Chrono24. the owner has had an AMA here they seem pretty legit
Watches
A community for watch & horology discussion.
counterpoint: this thread
https://www.reddit.com/r/Watches/comments/185d20i/chrono24_my_notsogreat_experience/
Thank you, I will check it out!
I’ve never heard of this from Jomashop, it sounds like your bank flagged it as fraud and caused the issues.
I know it wasn't flagged by the bank, because I called and pre-authorized it, told them I was about to make a purchase, gave them the exact amount, verified my identity with them (called through their banking app as well by the way which uses 2FA). The bank had no issues approving the charge. So it was odd. I also called my bank again seeing that the charge was still listed as pending and they told me there were no holds on the bank's end. They were asking my wife personal questions, not just things to verify her identity. It was really odd and I would think it was someone else posing as Jomashop to try to commit identity theft if it wasn't for the fact that I called Jomashop's official number directly and they did confirm it was them.
Sounds like user error
Yeah. I think it's the customers bank that caused an issue.
I've had a successful purchase from joma and so have many people here.
Me too. No issues with Joma
Do a search here in Reddit for Jomashop. There are plenty of other bad experiences. Someone just posted one within the last couple weeks. I’ve heard so many horror stories that I won’t buy a thing from them, and definitely not a luxury item. I don’t care how much you save. Headaches aren’t worth it.
I get that you're mad at Jomashop, and maybe someone's tone on the phone wasn't the best, but this sounds like inexperience with banking and wire transfers more than anything else.
You got KYC'd. If you're not familiar with the process, google KYC and read about it. A computer at your bank or Jomashop's bank flagged your transfer as potentially fraudulent, and when that happens, they have to get information from you to submit it to their bank so that the bank can file it away somewhere in order to comply with their regulations. Once the bank is happy, the funds can be released.
They don't need these docs for 95-99% of transactions--that's why they don't ask in advance. They don't actually want your docs, their bank is requiring it to release the funds, and most likely the bank is indicating which docs they need on a per transaction basis, so they may not even knjow what to ask for in advance. It happens rarely enough that your sales contact may not be that familiar with the overall "whys" behind the process, and really, it's not exactly their job to educate you about how banking works, so I can understand why the conversation might have gone badly, especially if this exchange was already making you tense.

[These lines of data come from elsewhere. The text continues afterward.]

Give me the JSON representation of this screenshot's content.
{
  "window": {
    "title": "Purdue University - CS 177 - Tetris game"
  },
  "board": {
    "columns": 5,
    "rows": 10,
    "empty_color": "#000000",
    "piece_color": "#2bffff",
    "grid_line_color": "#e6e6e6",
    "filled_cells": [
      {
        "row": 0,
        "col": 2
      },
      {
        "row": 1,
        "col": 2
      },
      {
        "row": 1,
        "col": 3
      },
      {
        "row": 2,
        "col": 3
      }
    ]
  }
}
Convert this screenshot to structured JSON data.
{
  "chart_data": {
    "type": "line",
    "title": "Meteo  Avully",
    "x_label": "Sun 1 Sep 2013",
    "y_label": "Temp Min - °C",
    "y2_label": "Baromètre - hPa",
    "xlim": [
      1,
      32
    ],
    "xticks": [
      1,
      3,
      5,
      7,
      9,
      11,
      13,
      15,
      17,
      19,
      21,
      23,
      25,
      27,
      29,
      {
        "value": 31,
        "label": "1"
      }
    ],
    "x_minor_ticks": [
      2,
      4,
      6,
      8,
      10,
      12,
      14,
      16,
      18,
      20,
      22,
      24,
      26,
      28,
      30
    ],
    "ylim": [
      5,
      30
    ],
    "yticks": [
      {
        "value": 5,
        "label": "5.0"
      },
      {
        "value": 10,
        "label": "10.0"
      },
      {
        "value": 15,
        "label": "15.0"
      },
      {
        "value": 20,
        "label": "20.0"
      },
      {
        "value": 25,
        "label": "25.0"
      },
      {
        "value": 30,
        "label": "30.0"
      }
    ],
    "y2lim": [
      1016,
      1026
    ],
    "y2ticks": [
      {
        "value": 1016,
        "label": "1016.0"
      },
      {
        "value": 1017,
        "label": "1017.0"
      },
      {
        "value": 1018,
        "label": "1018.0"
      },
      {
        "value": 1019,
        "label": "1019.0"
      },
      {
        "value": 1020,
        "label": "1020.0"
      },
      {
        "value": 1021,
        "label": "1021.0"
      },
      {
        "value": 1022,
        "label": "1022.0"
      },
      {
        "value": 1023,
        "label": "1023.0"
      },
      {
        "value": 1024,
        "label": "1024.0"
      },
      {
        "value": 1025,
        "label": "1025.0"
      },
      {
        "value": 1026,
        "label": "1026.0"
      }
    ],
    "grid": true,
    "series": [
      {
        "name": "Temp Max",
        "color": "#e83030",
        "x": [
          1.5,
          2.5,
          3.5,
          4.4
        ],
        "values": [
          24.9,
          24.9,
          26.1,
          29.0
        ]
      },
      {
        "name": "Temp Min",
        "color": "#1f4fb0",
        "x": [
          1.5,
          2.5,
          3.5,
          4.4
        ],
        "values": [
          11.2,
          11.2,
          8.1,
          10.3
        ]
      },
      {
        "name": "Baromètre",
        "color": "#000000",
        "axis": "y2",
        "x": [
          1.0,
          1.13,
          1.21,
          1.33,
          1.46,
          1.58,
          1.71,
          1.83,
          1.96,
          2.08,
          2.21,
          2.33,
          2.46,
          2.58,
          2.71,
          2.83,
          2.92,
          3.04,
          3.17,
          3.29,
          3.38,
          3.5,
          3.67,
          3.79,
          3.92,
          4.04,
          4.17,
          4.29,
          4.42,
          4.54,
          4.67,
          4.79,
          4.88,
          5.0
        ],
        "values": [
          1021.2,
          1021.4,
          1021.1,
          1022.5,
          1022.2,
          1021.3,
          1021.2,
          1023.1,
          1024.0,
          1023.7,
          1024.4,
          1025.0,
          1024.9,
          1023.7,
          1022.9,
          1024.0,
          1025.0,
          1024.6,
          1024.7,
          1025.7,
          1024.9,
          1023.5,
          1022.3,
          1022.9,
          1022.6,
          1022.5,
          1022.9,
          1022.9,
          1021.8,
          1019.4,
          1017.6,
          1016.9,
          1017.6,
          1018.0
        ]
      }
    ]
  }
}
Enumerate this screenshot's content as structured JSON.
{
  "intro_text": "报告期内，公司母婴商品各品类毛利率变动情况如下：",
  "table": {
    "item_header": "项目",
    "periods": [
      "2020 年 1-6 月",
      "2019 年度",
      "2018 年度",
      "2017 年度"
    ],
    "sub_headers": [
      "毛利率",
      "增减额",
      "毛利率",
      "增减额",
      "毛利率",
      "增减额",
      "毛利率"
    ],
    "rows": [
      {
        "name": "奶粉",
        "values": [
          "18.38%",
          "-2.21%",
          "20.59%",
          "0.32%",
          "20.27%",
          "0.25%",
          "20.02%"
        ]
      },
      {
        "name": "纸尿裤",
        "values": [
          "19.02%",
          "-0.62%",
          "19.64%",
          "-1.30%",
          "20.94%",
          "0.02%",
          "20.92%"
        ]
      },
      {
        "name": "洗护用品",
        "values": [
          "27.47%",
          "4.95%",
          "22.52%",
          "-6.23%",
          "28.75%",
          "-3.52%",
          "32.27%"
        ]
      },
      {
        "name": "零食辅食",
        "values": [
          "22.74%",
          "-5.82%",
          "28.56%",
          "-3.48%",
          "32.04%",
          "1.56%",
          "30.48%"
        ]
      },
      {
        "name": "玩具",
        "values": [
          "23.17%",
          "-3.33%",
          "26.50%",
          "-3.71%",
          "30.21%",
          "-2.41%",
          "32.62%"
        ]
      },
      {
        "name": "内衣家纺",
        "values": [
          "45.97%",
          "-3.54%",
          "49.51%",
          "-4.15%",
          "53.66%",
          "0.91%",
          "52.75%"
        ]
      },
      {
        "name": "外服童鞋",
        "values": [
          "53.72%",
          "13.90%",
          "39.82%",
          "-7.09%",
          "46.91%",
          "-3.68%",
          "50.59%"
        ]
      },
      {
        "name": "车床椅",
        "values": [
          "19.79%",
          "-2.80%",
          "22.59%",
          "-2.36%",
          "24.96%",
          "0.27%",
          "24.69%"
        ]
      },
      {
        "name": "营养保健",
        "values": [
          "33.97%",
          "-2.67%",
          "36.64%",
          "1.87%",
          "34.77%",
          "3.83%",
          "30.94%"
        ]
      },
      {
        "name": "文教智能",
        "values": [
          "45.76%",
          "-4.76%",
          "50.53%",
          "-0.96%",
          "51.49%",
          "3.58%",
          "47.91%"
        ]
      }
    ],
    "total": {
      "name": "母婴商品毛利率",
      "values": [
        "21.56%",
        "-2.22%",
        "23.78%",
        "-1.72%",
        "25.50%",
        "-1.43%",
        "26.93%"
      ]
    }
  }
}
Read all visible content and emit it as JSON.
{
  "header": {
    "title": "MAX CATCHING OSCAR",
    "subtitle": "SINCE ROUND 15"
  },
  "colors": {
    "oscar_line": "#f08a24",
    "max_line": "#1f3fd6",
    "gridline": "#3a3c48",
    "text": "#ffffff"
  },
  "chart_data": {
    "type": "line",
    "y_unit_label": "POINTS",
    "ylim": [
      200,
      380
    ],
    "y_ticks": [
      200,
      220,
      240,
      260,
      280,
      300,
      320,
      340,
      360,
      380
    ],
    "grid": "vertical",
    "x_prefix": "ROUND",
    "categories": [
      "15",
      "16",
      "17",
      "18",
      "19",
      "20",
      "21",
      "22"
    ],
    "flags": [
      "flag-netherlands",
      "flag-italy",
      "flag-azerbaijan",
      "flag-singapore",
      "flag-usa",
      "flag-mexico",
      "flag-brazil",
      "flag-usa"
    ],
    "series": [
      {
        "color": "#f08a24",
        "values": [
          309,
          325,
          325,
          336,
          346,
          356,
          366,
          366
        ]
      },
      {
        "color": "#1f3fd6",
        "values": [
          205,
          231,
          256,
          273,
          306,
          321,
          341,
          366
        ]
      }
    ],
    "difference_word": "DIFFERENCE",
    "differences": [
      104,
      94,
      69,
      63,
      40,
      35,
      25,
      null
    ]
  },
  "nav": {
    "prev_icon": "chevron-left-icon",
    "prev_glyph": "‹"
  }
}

If you had submitted the KYC docs like they asked, this would probably be over by now and you'd have the watch. This can happen with any wire transfer and is not specific to Jomashop (although some banks are worse than others). I've had it happen with and AD--one time it took 10 days of excruciating limbo to resolve (fucking TD bank), but you should be mad at the bank, not at Jomashop. I also had something like this happen once when wiring funds to buy a car.
However since you decided to take your toys and go home, now you get to sit through the fun wait of reversing/aborting a wire transfer which, yes, takes several days because wires are very much one-way fire+forget instruments and they need to be extra special sure that the money ends up in only one place.
I’ve honestly never had a bad experience with a Japanese retailer through Chrono24. Plus the yen is very weak right now.
This is why I always try to go irl shops route...
I’ve always had great success with Jomashop. I’ve bought probably 10 or so watches from them. But I also just treated it like buying anything else online from anywhere else. Possibly you telling your bank in advance raised some flags.